Many new acquisitions will be exhibited for the first time, including two of Beverly Buchanan’s well-known series of shack sculptures; Betty Tompkins’s Fuck Painting #6 (1973)—the first American viewing of this controversial series; and Nona Faustine’s Isabelle, Lefferts House, Brooklyn (2016), which shows the topless artist, wearing a white skirt with a belt of baby shoes, holding a cast iron skillet in front of the Lefferts homestead, a historic colonial farmhouse built by slaveholders.
Inspired by a 1989 Guerrilla Girls poster stating, “You’re seeing less than half the picture without the vision of women artists and artists of color,” a new exhibition at the Brooklyn Museum helps viewers get woke. It examines major works, new acquisitions, and rediscoveries in the Museum’s collection through an intersectional feminist lens. Half the Picture: A Feminist Look at the Collection highlights over fifty artists who use their art to advocate for race, gender, and class equality.

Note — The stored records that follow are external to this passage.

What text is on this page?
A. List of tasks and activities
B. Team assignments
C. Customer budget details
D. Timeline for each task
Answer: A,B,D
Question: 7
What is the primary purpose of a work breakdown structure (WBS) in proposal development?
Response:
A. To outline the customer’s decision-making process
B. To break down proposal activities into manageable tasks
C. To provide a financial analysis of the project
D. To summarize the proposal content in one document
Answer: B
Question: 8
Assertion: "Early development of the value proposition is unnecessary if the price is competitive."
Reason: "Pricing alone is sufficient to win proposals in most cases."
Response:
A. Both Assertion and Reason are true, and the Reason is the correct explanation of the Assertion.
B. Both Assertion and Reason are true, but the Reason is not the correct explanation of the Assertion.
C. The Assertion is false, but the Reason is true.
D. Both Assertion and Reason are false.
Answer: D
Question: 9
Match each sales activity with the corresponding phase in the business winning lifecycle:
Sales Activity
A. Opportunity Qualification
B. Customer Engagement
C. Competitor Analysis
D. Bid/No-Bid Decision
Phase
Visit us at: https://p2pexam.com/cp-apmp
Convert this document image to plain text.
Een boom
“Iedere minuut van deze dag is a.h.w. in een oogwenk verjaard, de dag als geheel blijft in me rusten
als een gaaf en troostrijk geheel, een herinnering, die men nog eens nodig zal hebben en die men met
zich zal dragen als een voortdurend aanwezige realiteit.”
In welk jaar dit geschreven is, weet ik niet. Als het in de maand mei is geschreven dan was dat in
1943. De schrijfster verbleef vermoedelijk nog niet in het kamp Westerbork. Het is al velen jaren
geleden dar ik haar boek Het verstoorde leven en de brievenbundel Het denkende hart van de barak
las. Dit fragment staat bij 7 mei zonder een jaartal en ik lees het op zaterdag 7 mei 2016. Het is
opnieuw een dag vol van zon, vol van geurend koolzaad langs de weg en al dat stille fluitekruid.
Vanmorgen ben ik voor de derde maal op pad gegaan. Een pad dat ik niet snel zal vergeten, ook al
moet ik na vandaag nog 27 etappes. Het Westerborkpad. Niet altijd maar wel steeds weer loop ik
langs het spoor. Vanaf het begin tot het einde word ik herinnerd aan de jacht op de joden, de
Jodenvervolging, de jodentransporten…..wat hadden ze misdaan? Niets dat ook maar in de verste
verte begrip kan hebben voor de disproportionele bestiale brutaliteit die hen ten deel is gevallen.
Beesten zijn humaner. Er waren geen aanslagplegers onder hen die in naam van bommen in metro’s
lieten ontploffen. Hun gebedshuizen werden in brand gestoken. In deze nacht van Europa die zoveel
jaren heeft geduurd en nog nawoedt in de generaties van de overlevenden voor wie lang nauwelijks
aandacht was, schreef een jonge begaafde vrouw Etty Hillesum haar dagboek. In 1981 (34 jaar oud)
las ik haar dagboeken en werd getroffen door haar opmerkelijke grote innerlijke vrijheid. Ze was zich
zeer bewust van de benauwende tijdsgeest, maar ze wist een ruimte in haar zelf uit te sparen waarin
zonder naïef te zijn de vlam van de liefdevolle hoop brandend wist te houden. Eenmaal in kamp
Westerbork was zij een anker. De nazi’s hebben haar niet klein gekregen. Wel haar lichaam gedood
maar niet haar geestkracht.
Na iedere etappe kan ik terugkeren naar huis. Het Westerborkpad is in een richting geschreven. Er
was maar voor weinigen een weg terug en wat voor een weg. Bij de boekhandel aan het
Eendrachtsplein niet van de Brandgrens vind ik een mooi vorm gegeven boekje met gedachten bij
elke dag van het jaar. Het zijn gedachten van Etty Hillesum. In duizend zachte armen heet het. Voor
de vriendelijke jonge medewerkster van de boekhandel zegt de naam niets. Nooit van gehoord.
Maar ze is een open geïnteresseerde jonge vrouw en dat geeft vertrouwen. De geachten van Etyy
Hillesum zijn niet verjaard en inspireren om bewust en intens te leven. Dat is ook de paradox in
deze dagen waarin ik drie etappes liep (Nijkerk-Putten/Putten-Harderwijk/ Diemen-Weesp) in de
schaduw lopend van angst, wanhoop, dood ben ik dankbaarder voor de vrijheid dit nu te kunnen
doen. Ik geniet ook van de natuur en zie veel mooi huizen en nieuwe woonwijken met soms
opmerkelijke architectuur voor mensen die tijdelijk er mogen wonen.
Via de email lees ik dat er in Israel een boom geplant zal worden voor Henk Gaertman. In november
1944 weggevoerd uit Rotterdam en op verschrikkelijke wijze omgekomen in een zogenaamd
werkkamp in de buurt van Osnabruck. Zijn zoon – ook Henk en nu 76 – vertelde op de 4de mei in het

Tracing feminist art over the last century, the exhibition features compelling, thought-provoking work ranging from World War I to the Civil Rights Movement and #MeToo. “Half the Picture explores how artists get the rest of us to pay attention,” says organizer Catherine Morris, Sackler Senior Curator.

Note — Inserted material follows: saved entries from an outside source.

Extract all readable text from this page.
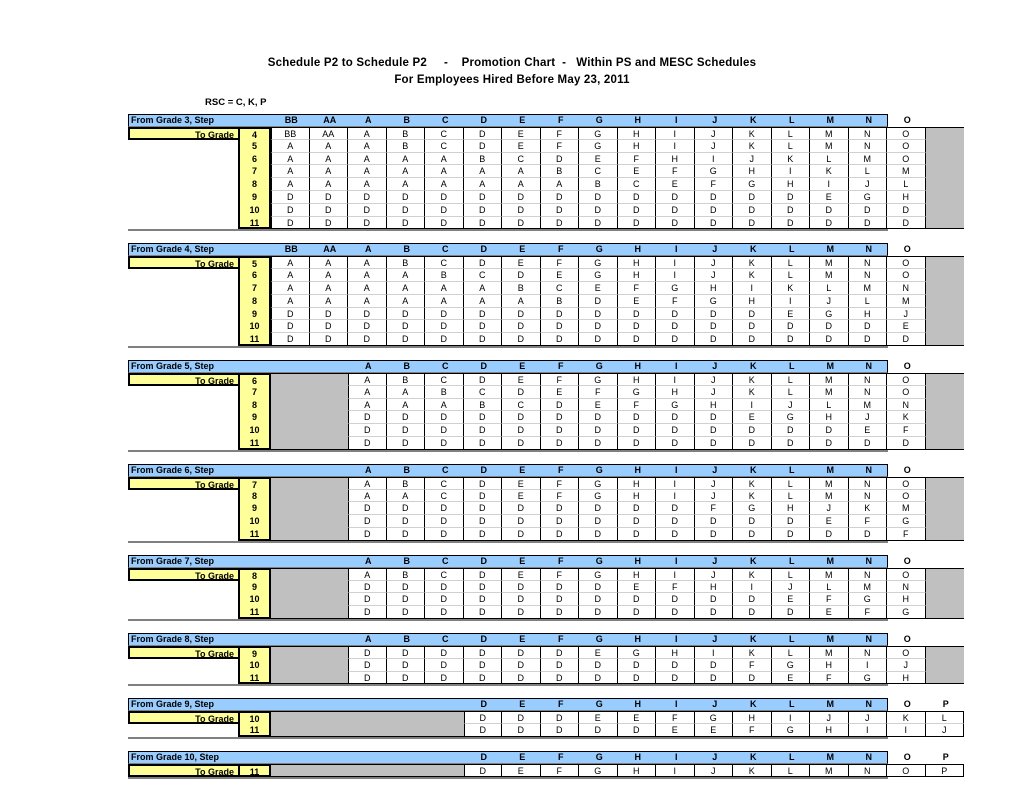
Schedule P2 to Schedule P2     -    Promotion Chart  -   Within PS and MESC Schedules
For Employees Hired Before May 23, 2011
RSC = C, K, P
From Grade 3, Step	BB	AA	A	B	C	D	E	F	G	H	I	J	K	L	M	N	O
To Grade	4	BB	AA	A	B	C	D	E	F	G	H	I	J	K	L	M	N	O
5	A	A	A	B	C	D	E	F	G	H	I	J	K	L	M	N	O
6	A	A	A	A	A	B	C	D	E	F	H	I	J	K	L	M	O
7	A	A	A	A	A	A	A	B	C	E	F	G	H	I	K	L	M
8	A	A	A	A	A	A	A	A	B	C	E	F	G	H	I	J	L
9	D	D	D	D	D	D	D	D	D	D	D	D	D	D	E	G	H
10	D	D	D	D	D	D	D	D	D	D	D	D	D	D	D	D	D
11	D	D	D	D	D	D	D	D	D	D	D	D	D	D	D	D	D
From Grade 4, Step	BB	AA	A	B	C	D	E	F	G	H	I	J	K	L	M	N	O
To Grade	5	A	A	A	B	C	D	E	F	G	H	I	J	K	L	M	N	O
6	A	A	A	A	B	C	D	E	G	H	I	J	K	L	M	N	O
7	A	A	A	A	A	A	B	C	E	F	G	H	I	K	L	M	N
8	A	A	A	A	A	A	A	B	D	E	F	G	H	I	J	L	M
9	D	D	D	D	D	D	D	D	D	D	D	D	D	E	G	H	J
10	D	D	D	D	D	D	D	D	D	D	D	D	D	D	D	D	E
11	D	D	D	D	D	D	D	D	D	D	D	D	D	D	D	D	D
From Grade 5, Step	A	B	C	D	E	F	G	H	I	J	K	L	M	N	O
To Grade	6	A	B	C	D	E	F	G	H	I	J	K	L	M	N	O
7	A	A	B	C	D	E	F	G	H	J	K	L	M	N	O
8	A	A	A	B	C	D	E	F	G	H	I	J	L	M	N
9	D	D	D	D	D	D	D	D	D	D	E	G	H	J	K
10	D	D	D	D	D	D	D	D	D	D	D	D	D	E	F
11	D	D	D	D	D	D	D	D	D	D	D	D	D	D	D
From Grade 6, Step	A	B	C	D	E	F	G	H	I	J	K	L	M	N	O
To Grade	7	A	B	C	D	E	F	G	H	I	J	K	L	M	N	O
8	A	A	C	D	E	F	G	H	I	J	K	L	M	N	O
9	D	D	D	D	D	D	D	D	D	F	G	H	J	K	M
10	D	D	D	D	D	D	D	D	D	D	D	D	E	F	G
11	D	D	D	D	D	D	D	D	D	D	D	D	D	D	F
From Grade 7, Step	A	B	C	D	E	F	G	H	I	J	K	L	M	N	O
To Grade	8	A	B	C	D	E	F	G	H	I	J	K	L	M	N	O
9	D	D	D	D	D	D	D	E	F	H	I	J	L	M	N
10	D	D	D	D	D	D	D	D	D	D	D	E	F	G	H
11	D	D	D	D	D	D	D	D	D	D	D	D	E	F	G
From Grade 8, Step	A	B	C	D	E	F	G	H	I	J	K	L	M	N	O
To Grade	9	D	D	D	D	D	D	E	G	H	I	K	L	M	N	O
10	D	D	D	D	D	D	D	D	D	D	F	G	H	I	J
11	D	D	D	D	D	D	D	D	D	D	D	E	F	G	H
From Grade 9, Step	D	E	F	G	H	I	J	K	L	M	N	O	P
To Grade	10	D	D	D	E	E	F	G	H	I	J	J	K	L
11	D	D	D	D	D	E	E	F	G	H	I	I	J
From Grade 10, Step	D	E	F	G	H	I	J	K	L	M	N	O	P
To Grade	11	D	E	F	G	H	I	J	K	L	M	N	O	P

Exhibition highlights also include Renee Cox’s provocative photograph Yo Mama (1993); Dara Birnbaum’s iconic video Technology/Transformation: Wonder Woman (1978/79); and Wendy Red Star’s 1880 Crow Peace Delegation series, featuring historical photographs covered with notes in red ink about cultural appropriation, contrasting Native American reality with their depiction in popular culture.
Half the Picture: A Feminist Look at the Collection is on view through March 31, 2019.